O Sevilla de Jorge Sampaoli era uma das equipes que despertavam mais expectativas para a temporada 2016-2017. O estilo empregado pelo treinador na Universidad de Chile e na Seleção chilena, tinha uma proposta de jogo para lá de interessante, que aliada ao elenco montado com maestria por Monchi, formava uma fórmula quase que ideal para o sucesso. Logo, o argentino estruturou a sua equipe com um espetacular N´Zonzi como pivote, e Nasri como criador. Enquanto os franceses estiveram em forma, especialmente o último, o futebol rojiblanco foi exuberante. Após a queda física deles, e de outras peças, as coisas mudaram.

Mas, mais do que a queda física de peças importantes, o Sevilla parece ter sentido o cansaço mental. Quando as coisas dão errado, por mais que seja por capricho do maroto futebol, a coisa pesa. Contra o Barcelona, nesta quarta-feira, no Camp Nou, o Sevilla foi inferior sob o aspecto técnico, tático e físico. Mas que o mental pesou, pesou. Desde o príncipio, o Barcelona marcou pressão a saída de bola rojiblanca.
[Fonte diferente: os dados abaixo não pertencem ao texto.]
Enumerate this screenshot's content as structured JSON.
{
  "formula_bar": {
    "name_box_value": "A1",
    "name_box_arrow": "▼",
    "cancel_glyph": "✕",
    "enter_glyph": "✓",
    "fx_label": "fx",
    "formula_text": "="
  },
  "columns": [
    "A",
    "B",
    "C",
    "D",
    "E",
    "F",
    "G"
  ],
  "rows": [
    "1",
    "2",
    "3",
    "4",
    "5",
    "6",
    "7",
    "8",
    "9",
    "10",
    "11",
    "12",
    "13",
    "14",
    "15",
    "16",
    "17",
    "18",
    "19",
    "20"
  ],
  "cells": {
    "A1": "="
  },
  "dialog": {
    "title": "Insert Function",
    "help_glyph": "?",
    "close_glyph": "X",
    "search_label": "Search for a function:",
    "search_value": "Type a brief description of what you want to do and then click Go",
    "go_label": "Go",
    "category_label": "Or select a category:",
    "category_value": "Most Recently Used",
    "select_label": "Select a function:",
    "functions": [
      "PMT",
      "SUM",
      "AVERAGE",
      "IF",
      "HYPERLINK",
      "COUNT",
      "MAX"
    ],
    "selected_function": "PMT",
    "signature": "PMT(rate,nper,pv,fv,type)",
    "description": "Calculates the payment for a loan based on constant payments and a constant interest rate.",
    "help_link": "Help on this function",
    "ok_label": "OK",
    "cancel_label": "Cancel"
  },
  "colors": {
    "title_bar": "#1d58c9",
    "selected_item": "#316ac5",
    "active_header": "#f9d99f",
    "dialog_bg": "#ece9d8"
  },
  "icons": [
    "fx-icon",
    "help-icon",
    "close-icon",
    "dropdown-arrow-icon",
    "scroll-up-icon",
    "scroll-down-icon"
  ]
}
Com as linhas do seu 3-4-3 muito bem compactas, os catalães atrasavam muito  a saída de jogo do time de Sampaoli, e impediam a saída adversária para os contragolpes, com uma ótima pressão pós perda. Quando passou a adiantar mais suas linhas e marcar o Barça na frente, o Sevilla pouco criou, o que criou desperdiçou, e ainda foi fortemente castigado com o contragolpe culé, sofrendo demais na hora da transição defensiva e da recomposição.

Se com a bola, o Barcelona atuava no 3-4-3, sem ela passava para um 4-4-2, mas muitas vezs, Messi passou a fechar pela direita, aproveitando as costas de Vitolo, deixando apenas Suárez no miolo do ataque. Iniesta atuava como interior, e ativava o ataque a todo momento. E foi assim, que saiu o primeiro gol Culé. Após uma retomada de bola, Messi arrancou pelo flanco direito, e cruzou na área. Suárez disputou com Mercado, e ganhou no corpo. A bola sobrou, e o uruguaio, de puxeta, arrematou sem chances de defesa para Sergio Rico. Na sequência, o próprio argentino arrematou para o gol uma jogada iniciada por Neymar na esquerda, e que contou com Suárez dando assistência. Messi ainda fez o terceiro tento blaugrana, após uma jogada de escanteio, fechando o placar.

Na segunda etapa, o Barcelona diminuiu seu ritmo, enquanto o Sevilla mandou Kranevitter ao campo, na tentativa de melhorar a contenção e adiantar N'zonzi, para melhor circular a bola. O Sevilla não foi sufocado, mas a todo momento o Barcelona esteve mais perto do quarto gol, do que o Sevilla de descontar. Com a vitória, o Barcelona segue vivo na luta pelo título espanhol, enquanto o Sevilla, há um mês sem vencer, começa a ver em xeque a sua vaga na próxima Champions League, depois de lutar em boa parte de La Liga pela ponta.